Alcune realtà camerali piemontesi, con il coordinamento di Unioncamere Piemonte e la collaborazione di Ecocerved, favoriscono la conoscenza e la diffusione dell’ economia circolare e promuovono le “buone pratiche di economia circolare e sostenibilità” delle PMI piemontesi. Il servizio è offerto nell’ambito del progetto regionale FdP Sostenibilità ambientale, volto ad accrescere le competenze regionali in tema di economia circolare e sostenibilità.
Ma cos’è una buona pratica? Per ‘pratica’ si intende un modo particolare di fare qualcosa, una procedura o un’attività, il cui obiettivo è migliorare la qualità e la sicurezza di una condizione o situazione problematica o rischiosa. La buona pratica deve avere, come effetto, un miglioramento rispetto alla situazione di partenza e la sua efficacia deve essere quantificata.

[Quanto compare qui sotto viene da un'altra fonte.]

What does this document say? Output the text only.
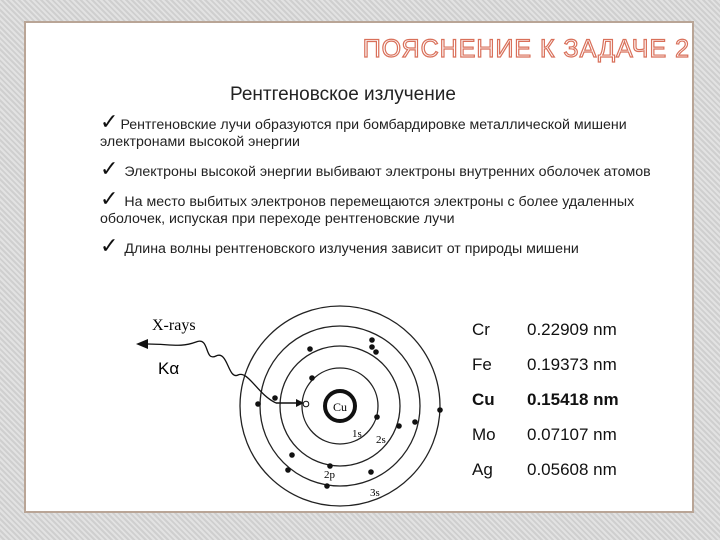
ПОЯСНЕНИЕ К ЗАДАЧЕ 2
Рентгеновское излучение
✓ Рентгеновские лучи образуются при бомбардировке металлической мишени электронами высокой энергии
✓ Электроны высокой энергии выбивают электроны внутренних оболочек атомов
✓ На место выбитых электронов перемещаются электроны с более удаленных оболочек, испуская при переходе рентгеновские лучи
✓ Длина волны рентгеновского излучения зависит от природы мишени
Cu
X-rays
Kα
1s 2s
2p
3s
Cr	0.22909 nm
Fe	0.19373 nm
Cu	0.15418 nm
Mo	0.07107 nm
Ag	0.05608 nm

Gli elementi che caratterizzano le buone pratiche sono tre: il carattere innovativo, ovvero la capacità di produrre soluzioni nuove o che interpretino in modo creativo soluzioni già sperimentate, la trasferibilità e la replicabilità cioè la possibilità di riprodurre aspetti del modello proposto in altri contesti o di applicarli alla risoluzione di altri problemi. La Buona Pratica, grazie alla sua replicabilità, permette dunque il raggiungimento degli obiettivi di efficienza e di qualità e fa riferimento a casi di successo, che possono essere utilizzati come spunto per interventi analoghi anche in realtà differenti. Parlare, quindi, di buona pratica in ambito di economia circolare e sostenibilità significa far riferimento ad un’esperienza di impresa che applica, anche solo in una singola procedura, un metodo coerente con i principi di circolarità, in termini di scelta di materie prime, efficienza dei processi produttivi, riciclo, e via dicendo.
Nell’ambito del progetto di raccolta delle buone pratiche di economia circolare sul proprio territorio, Unioncamere Piemonte ha individuato un caso esemplare di sostenibilità. Si tratta di “Ricecycling Wall, la parete fatta di natura” della Sarotto Group, un’azienda del settore edile con sede a Narzole (CN). Tale iniziativa è stata avviata nel 2017 grazie a diverse collaborazioni con il Politecnico di Torino e alcune aziende quali Vicat, Isotech e Rice House e riguarda l’impiego di residui di lavorazione del riso per realizzare materiali utili per l’architettura. La motivazione che ha spinto la Sarotto in questa direzione è stata la convinzione di dover contribuire, come azienda, alla transizione ecologica, ponendosi l’obiettivo di passare a un modello di economia circolare per contenere il consumo delle risorse naturali, la produzione di rifiuti e il rilascio di emissioni climalteranti.
Ma, in che cosa consiste la buona pratica di economia circolare del Ricecycling Wall? Sarotto ha creato, per la produzione di pareti prefabbricate, una miscela ecologica costituita da legante naturale e aria in associazione alla lolla, un residuo della lavorazione del riso ovvero la buccia (30% del risone). La lolla è una biomassa largamente disponibile in Italia, considerando che ben il 50% del riso europeo è italiano. La lolla è costituita da lignina, cellulosa e silicio ed ha importanti proprietà che possono essere utili ai fini costruttivi: non marcisce ed è resistente a muffe e parassiti.
Gli involucri edilizi costruiti con queste pareti, oltre ad avere un basso impatto ambientale, sono a loro volta riciclabili, a fine vita. Inoltre, hanno ottime caratteristiche dal punto di vista termico e strutturale: buon isolamento, comfort abitativo, resistenza al fuoco ecc. La sostenibilità di questa linea di produzione è legata, inoltre, alla capacità di generare benefici per gli imprenditori agricoli del territorio, consentendo loro di valorizzare i residui e garantendo continuità dei flussi.
Il valore aggiunto di questa soluzione è che la buona pratica è replicabile anche in altre realtà. L’esperienza della Sarotto Group, infatti, è facilmente trasferibile ovunque si coltivi e lavori il riso. Inoltre, ulteriori ricerche potrebbero contribuire a individuare nuove modalità di impiego della lolla di riso.